As previously mentioned, other statutes such as the Building Code Act, 1992 and the Fire Protection and Prevention Act, 1997 also contain by-law making and enforcement powers. Municipal council could consider consulting with the appointed staff and your solicitor regarding their obligations, operation and limitations.
Actions against the municipality
In addition to actions your council can take against local residents, there are actions citizens can take against your municipality.
Under section 273 of the Act, any person may apply to the Superior Court of Justice to quash a by-law, in whole or in part, for illegality.
Civil action for damages
As a corporation, your municipality may be sued for failure to carry out, or negligence in the conduct of, its legal duties. For example, damage to vehicles caused by poorly maintained roads or an injury suffered in a fall on an icy sidewalk could result in a civil suit. You and the rest of council could ask your staff whether your municipality has adequate insurance to cover this type of civil action.
The legislature and the courts have come up with certain restrictions to protect municipalities from litigation. For example, subsection 44(9) of the Act limits potential municipal liability for personal injury caused by snow or ice on a sidewalk to cases of “gross negligence.”
More and more, municipalities are adopting risk management strategies to address public liability. Generally, risk management strategies seek to minimize the effects and costs of public liability suits against a municipality.
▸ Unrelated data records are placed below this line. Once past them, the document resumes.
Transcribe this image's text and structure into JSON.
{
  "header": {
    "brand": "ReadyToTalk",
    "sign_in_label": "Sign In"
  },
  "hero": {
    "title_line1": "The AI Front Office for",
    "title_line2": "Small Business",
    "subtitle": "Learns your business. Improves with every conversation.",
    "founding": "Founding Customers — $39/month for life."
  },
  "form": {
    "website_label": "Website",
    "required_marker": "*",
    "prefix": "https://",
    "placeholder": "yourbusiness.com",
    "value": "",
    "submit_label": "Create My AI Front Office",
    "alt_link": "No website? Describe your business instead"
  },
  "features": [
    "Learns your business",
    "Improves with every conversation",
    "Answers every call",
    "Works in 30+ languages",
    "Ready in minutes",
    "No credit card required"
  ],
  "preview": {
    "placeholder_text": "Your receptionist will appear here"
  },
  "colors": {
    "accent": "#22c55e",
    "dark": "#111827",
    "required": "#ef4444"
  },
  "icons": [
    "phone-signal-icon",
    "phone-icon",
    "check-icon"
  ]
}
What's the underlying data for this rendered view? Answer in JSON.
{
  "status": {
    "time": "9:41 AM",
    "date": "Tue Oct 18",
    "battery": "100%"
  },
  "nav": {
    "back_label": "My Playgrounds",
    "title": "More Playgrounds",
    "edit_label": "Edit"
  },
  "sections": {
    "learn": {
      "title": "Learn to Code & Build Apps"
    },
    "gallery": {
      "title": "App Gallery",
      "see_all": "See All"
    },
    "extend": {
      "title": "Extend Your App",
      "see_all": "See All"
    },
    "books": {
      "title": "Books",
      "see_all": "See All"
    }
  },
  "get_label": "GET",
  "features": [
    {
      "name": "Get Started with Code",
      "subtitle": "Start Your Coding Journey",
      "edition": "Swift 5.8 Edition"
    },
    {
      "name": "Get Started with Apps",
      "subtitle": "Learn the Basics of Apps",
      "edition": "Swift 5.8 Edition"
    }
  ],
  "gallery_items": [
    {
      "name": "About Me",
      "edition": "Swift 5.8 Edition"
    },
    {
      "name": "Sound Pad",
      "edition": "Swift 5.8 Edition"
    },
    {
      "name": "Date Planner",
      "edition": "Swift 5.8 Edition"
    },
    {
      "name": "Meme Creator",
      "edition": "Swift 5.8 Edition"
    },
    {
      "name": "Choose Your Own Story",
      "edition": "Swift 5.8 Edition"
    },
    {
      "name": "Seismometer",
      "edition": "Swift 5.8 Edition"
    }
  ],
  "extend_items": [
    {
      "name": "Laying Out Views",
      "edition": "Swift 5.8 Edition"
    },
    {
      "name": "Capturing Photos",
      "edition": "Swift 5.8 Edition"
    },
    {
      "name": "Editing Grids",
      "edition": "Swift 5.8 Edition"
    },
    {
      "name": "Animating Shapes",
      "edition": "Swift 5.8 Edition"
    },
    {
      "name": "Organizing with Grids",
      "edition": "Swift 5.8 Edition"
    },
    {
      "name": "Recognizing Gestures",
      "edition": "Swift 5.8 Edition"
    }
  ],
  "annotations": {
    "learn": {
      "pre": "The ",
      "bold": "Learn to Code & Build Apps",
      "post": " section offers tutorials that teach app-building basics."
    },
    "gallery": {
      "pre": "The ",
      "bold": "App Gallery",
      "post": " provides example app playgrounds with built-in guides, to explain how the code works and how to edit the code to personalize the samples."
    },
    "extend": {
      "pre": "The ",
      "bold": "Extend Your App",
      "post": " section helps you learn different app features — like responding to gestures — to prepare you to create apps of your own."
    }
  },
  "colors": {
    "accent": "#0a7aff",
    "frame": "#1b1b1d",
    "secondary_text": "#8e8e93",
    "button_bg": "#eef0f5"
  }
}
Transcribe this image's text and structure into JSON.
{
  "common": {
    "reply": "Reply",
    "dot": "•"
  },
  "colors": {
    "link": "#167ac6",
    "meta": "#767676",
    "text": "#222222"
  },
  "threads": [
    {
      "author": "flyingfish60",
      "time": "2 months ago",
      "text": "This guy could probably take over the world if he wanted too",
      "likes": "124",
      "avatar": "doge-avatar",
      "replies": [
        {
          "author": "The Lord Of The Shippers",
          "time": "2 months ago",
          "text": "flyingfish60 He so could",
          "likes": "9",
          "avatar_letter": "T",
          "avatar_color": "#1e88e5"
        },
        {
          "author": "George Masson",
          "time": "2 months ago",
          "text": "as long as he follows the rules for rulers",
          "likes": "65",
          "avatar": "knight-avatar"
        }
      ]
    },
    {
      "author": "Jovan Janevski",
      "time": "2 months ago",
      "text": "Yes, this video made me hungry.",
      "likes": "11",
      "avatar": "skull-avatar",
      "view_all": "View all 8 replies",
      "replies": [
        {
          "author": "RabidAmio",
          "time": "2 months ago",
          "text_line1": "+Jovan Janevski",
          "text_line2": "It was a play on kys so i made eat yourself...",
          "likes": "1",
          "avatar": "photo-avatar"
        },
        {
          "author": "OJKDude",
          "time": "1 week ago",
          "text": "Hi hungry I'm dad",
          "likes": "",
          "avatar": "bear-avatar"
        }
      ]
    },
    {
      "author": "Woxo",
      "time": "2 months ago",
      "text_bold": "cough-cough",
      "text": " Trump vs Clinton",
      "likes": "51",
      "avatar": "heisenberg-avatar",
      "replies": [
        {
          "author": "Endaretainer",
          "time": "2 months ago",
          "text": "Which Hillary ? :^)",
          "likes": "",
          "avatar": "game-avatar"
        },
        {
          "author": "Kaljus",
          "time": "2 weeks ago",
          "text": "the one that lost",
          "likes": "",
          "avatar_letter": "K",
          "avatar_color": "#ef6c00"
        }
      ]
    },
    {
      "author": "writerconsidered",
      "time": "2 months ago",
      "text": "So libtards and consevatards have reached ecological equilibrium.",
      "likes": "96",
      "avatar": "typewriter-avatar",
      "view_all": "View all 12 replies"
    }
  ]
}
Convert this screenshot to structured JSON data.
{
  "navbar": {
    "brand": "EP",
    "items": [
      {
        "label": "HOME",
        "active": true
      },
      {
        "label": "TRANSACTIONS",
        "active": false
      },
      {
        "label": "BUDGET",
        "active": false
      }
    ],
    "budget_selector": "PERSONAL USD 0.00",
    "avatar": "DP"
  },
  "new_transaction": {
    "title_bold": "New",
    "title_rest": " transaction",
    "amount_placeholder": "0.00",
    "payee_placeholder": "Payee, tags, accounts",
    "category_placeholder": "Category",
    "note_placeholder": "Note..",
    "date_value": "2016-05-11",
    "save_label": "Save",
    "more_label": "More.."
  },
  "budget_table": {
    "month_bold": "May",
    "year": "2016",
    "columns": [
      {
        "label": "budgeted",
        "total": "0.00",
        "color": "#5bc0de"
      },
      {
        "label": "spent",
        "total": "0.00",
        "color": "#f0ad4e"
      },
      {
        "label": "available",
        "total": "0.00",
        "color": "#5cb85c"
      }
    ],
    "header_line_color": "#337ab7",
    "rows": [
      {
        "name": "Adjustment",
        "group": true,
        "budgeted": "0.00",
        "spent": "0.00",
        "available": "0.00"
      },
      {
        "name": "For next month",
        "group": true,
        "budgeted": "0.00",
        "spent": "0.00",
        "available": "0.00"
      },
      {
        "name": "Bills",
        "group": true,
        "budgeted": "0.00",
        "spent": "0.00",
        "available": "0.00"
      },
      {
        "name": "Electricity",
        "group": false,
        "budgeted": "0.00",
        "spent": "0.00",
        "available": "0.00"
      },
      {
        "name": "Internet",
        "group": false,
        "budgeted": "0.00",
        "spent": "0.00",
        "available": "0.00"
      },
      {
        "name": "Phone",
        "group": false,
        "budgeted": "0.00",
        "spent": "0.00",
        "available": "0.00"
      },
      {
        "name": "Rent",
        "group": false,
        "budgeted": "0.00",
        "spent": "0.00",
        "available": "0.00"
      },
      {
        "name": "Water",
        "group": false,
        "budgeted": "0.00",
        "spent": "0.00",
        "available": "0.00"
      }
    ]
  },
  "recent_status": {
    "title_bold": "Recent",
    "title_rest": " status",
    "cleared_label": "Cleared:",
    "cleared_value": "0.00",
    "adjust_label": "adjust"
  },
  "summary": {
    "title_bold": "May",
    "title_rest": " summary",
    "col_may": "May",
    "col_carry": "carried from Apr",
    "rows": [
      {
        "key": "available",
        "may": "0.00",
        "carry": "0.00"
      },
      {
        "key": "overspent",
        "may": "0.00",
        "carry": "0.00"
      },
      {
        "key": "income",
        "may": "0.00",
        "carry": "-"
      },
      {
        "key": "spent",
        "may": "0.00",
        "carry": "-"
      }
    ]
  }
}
This involves identifying potential hazards and taking the appropriate measures to reduce or eliminate them in your community.
You may find that the biggest areas for potential liability are public works, or parks and recreational services. Risk management initiatives will usually relate to these service areas.
Where specifically allowed by statute, an individual may appeal municipal decisions to the courts and to certain quasi-judicial bodies such as the Ontario Land Tribunal and the Assessment Review Board. Several examples can be found in land use planning, with appeals of decisions made by committees of adjustment, land division committees and councils.
This form of court action is limited to situations where it is alleged that the municipality proposes to act, or has acted, without power or beyond its powers, or has refused to exercise a mandatory power. In these circumstances, an individual may take action to bring the matter before the courts for a legal remedy.
Helpful considerations: section 8
- Be aware of the legal framework within which your municipality must operate and the need for legal advice.
- Familiarize yourself with provincial legislation, such as the Municipal Act, 2001, Municipal Conflict of Interest Act and the Planning Act, and how they relate to your municipality, and review your municipality’s existing by-laws.
- Municipal non-legal staff, however knowledgeable, should not be expected to provide you with legal advice; that is the responsibility of your municipal solicitor.
- Consider whether your municipality has adequate insurance coverage to protect both staff and councillors in the exercise of their duties.
- Become familiar with how to access federal and provincial statutes, regulations and orders online.
- You may wish to support the development or enhancement of a basic municipal library in hard copy or online that includes your municipality’s documents, including:
- minutes of meetings
- official plans
- strategic plans
- performance measurements
- registries, etc.
- You may wish to consider options to enforce municipal by-laws, such as offences and administrative penalties.